The budget reflects a precarious balancing act as the government attempts to satisfy international creditors while managing domestic economic instability. By prioritizing security and revenue collection, the administration aims to stabilize the economy amid high inflation and strict loan requirements.
Finance Minister Muhammad Aurangzeb presented the budget in Islamabad on Friday, June 12, 2024 [1, 3]. The total projected spending for FY27 is 18.77 trillion rupees, which is approximately U.S.$67.49 billion [1].
A central pillar of the new plan is a significant boost to the military budget. While reports on the exact percentage vary, estimates range from 16% [2] to 18% [4], with the total defence budget reaching PKR 3,000 billion [5]. This increase comes as the government limits or flattens spending on development projects [10].
To fund these priorities and manage fiscal pressures, the government is targeting an 18% increase in tax revenue over the previous year [6]. This aggressive revenue goal is designed to help the country keep a U.S.$7 billion IMF loan programme on track [8].
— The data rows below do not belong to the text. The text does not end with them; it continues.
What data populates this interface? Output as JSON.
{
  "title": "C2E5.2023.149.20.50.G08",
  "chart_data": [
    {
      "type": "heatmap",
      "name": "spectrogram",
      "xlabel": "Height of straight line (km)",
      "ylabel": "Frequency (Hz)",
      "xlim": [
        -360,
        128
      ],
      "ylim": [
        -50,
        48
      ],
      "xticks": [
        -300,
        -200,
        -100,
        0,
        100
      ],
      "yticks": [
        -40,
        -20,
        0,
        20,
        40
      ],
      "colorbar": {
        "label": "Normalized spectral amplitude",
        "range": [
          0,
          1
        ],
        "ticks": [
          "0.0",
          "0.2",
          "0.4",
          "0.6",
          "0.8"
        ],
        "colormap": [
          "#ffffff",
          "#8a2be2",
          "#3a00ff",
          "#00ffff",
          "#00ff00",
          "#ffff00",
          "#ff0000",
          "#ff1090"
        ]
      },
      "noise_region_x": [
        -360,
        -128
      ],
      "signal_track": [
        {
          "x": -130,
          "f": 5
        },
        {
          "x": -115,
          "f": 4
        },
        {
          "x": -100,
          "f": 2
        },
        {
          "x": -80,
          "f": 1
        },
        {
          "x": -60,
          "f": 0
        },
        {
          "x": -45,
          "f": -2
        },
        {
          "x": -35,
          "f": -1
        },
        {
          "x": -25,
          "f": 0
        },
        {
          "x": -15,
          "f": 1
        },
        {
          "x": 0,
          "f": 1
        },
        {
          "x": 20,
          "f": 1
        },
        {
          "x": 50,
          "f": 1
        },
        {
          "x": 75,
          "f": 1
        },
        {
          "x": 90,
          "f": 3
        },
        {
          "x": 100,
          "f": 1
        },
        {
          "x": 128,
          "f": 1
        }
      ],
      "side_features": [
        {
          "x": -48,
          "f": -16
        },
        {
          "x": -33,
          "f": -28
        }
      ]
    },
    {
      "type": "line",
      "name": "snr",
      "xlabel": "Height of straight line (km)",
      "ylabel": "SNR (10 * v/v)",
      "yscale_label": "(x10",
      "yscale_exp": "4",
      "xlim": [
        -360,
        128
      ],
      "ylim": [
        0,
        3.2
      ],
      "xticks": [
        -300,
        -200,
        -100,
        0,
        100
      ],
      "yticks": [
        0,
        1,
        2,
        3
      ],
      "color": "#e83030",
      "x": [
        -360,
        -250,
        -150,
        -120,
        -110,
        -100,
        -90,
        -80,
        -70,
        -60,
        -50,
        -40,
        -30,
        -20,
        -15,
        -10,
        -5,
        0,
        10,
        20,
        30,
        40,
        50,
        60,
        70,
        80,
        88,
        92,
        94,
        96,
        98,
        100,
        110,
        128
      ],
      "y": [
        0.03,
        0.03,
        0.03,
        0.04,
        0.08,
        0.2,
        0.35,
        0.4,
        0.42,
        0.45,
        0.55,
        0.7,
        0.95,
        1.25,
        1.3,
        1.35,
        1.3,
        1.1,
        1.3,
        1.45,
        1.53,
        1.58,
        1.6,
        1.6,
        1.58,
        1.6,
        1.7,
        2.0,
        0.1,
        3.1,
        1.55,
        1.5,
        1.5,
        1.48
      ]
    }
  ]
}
The administration is also pursuing an economic growth target of four% for the next fiscal year [7]. However, these goals face significant headwinds from a domestic economy struggling with a 10% inflation rate [9]. This economic climate has sparked public outcry as citizens face rising costs of living while the state prioritizes military expenditure over social development.
Officials said the budget is necessary to ensure national security and maintain the conditions required by the International Monetary Fund to prevent a total fiscal collapse [8].
“Total projected spending for FY27 is 18.77 trillion rupees”
The FY27 budget underscores Pakistan's continued prioritization of national security over domestic infrastructure and social development. By tying its fiscal strategy to the U.S.$7 billion IMF loan, the government is signaling that international credibility and debt repayment are the primary drivers of its economic policy. However, the combination of rising taxes and 10% inflation may increase social unrest, potentially undermining the very stability the government seeks to achieve.